E. A. Crunden at Think Progress writes—Detroit activists want a state of emergency declared over water shutoffs:
Activists are calling for officials to declare a state of emergency in Detroit following the release of a study connecting water shutoffs throughout the city to an uptick in illnesses.
Community organizers in Detroit brought experts together on Wednesday to discuss the research on a panel, while asserting that city health officials have not done enough to address the problem.
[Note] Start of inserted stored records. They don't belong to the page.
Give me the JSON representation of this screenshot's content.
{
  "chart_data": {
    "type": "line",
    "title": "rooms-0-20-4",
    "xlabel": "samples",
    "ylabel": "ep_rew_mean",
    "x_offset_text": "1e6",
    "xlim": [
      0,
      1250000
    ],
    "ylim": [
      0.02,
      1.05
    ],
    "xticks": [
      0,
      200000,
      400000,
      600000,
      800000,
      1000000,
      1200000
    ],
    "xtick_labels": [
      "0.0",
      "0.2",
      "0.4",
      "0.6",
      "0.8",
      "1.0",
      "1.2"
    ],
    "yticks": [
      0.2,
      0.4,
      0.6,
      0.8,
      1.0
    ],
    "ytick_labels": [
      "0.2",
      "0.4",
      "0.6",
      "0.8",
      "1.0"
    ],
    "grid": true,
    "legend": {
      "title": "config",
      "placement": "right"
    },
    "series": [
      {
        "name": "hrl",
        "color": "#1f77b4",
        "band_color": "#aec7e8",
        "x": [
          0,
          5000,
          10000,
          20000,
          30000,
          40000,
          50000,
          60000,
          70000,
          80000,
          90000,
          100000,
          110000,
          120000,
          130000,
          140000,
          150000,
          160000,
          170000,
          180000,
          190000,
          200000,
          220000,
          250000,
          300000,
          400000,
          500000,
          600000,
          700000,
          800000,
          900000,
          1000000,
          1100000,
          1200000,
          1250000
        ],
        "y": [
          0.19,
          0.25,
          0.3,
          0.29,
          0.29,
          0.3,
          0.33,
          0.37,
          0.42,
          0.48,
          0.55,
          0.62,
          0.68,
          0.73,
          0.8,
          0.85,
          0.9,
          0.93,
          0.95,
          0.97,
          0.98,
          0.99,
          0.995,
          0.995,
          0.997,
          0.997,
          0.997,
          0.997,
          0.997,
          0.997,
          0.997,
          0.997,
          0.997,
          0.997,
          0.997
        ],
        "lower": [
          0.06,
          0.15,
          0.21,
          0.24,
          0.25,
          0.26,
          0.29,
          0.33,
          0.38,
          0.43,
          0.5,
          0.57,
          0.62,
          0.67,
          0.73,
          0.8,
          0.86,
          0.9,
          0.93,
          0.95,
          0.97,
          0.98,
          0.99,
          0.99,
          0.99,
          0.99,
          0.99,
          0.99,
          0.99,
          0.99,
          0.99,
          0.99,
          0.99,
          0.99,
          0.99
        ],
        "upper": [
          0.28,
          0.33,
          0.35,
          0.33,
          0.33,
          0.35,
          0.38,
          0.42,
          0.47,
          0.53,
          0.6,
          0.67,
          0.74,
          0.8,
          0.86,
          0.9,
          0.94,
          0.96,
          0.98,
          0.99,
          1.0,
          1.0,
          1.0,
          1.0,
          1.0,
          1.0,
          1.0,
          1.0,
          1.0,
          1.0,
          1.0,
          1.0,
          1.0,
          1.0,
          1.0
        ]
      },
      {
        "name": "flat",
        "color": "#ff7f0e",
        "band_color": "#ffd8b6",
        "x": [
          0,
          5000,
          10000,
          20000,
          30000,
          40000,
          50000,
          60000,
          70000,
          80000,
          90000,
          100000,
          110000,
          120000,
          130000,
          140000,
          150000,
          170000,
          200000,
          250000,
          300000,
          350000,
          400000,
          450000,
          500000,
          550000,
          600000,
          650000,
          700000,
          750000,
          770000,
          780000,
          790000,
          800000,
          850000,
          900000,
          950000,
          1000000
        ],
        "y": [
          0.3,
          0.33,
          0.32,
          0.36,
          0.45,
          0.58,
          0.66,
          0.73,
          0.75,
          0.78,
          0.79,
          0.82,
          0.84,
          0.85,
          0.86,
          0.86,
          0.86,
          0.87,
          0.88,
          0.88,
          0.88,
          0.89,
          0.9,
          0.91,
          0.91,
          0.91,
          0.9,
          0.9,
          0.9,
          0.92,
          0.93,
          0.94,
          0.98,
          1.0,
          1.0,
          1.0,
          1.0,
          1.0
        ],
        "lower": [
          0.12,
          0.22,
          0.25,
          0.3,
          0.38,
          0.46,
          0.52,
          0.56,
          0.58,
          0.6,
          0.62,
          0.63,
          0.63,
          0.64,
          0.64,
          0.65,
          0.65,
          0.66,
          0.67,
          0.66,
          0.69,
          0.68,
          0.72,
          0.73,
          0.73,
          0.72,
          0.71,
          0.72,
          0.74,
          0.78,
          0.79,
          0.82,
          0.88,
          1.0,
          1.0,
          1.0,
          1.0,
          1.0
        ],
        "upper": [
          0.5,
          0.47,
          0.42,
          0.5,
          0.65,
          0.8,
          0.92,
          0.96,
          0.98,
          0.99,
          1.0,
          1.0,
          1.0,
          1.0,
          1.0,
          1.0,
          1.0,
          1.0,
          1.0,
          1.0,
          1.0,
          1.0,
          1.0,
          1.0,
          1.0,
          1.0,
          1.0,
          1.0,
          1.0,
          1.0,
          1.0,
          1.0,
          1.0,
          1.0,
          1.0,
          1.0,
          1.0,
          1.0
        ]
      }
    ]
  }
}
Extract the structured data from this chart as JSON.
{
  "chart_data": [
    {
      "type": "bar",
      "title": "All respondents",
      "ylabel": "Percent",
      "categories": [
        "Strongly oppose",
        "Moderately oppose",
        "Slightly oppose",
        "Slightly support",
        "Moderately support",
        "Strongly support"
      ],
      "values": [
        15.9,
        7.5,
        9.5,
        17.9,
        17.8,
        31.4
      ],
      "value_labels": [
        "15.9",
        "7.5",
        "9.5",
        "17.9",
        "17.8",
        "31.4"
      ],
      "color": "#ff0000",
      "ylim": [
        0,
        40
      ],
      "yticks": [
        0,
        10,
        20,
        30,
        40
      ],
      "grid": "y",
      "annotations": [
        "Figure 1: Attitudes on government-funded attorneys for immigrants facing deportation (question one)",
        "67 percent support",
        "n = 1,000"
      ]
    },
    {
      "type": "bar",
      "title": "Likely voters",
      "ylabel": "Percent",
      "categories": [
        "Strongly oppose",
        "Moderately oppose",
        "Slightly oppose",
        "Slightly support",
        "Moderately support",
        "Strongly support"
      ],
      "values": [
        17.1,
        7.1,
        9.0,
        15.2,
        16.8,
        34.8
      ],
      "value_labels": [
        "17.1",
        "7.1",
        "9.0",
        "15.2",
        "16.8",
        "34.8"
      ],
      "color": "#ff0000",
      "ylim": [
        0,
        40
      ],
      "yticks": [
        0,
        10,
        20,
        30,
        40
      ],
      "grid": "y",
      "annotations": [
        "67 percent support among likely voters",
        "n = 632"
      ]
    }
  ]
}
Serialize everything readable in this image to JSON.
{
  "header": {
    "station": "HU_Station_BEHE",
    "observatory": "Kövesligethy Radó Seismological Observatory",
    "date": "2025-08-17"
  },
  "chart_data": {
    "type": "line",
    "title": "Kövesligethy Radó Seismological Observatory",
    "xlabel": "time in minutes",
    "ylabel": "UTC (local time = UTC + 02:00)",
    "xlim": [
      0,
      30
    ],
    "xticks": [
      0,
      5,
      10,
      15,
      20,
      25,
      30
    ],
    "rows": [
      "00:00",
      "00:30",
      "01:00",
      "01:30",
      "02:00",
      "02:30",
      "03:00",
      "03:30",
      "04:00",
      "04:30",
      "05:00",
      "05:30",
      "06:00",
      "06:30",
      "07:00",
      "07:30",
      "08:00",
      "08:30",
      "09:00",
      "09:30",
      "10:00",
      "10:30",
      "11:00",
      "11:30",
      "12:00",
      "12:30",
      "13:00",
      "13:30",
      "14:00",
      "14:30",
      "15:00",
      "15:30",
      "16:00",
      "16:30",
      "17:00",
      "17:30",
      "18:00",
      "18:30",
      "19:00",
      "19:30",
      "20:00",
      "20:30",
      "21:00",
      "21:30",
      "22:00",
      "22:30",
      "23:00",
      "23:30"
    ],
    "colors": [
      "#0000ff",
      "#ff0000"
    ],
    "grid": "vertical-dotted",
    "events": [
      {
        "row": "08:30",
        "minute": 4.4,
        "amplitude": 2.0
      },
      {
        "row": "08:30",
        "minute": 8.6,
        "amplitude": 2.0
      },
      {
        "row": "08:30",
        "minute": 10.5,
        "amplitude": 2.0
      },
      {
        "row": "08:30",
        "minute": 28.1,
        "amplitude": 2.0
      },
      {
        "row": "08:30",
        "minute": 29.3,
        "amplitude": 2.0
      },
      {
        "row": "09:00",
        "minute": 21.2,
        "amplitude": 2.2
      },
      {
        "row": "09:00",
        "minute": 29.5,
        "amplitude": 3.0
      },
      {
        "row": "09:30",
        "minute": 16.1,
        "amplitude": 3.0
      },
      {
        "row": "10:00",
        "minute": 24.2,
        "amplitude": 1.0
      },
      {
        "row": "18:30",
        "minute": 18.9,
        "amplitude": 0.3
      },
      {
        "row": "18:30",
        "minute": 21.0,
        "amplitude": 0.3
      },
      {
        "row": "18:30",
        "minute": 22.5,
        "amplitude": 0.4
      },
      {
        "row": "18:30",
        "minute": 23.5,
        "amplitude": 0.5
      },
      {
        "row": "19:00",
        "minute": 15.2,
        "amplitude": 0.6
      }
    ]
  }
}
“Water-related diseases are now occurring in Detroit as the result of water shutoffs,” said Dr. Wendy Johnson, a clinical assistant professor at the University of Washington, according to Detroit News. “Access to clean and safe water is a basic human right that is essential from a public health standpoint to prevent infectious diseases. We have run out of time and solutions must be immediate.”
In a two-page abstract released in April by the People’s Water Board Coalition, researchers from Henry Ford’s Global Health Initiative (GHI) inspected the correlation between Detroit’s ongoing shutoffs and the health problems experienced by patients at the city’s Henry Ford Hospital. Analyzing patients living on blocks where water shutoffs occurred between January 2015 and February 2016, researchers noted a relationship forming — one that disproportionately impacted the city’s most vulnerable members.
“After accounting for vulnerability, the effect of living on a block that has been affected by shutoffs results in increased likelihood that patients will be diagnosed with water-associated illness,” researchers concluded. “Moreover, the data shows that patients diagnosed with water-associated illnesses are more likely to come from blocks affected by shutoffs than from blocks not affected by shutoffs, even when controlling for socioeconomic status.”[…]
At Daily Kos on this date in 2007—Global Warming: Seven Generations, not Seven Years:
We live in a “time of consequences.” We, as individuals and collectively, are setting the path which will determine the living conditions for millenia to come. This time of consequences is both long term and quite immediate.
This is true for the individual. Do you invest in an energy efficient future life? Will you unplug the computer before going to sleep?
And, it is true for society. What is the transportation infrastructure we want 30 years from now? And, what is the legislation that will emerge in coming weeks and months related to energy, farming, and Global Warming?
We live in a Time of Consequences. And, we can chose to live through this time, buffeted by the consequences, or we can seek to act to drive change in a positive direction.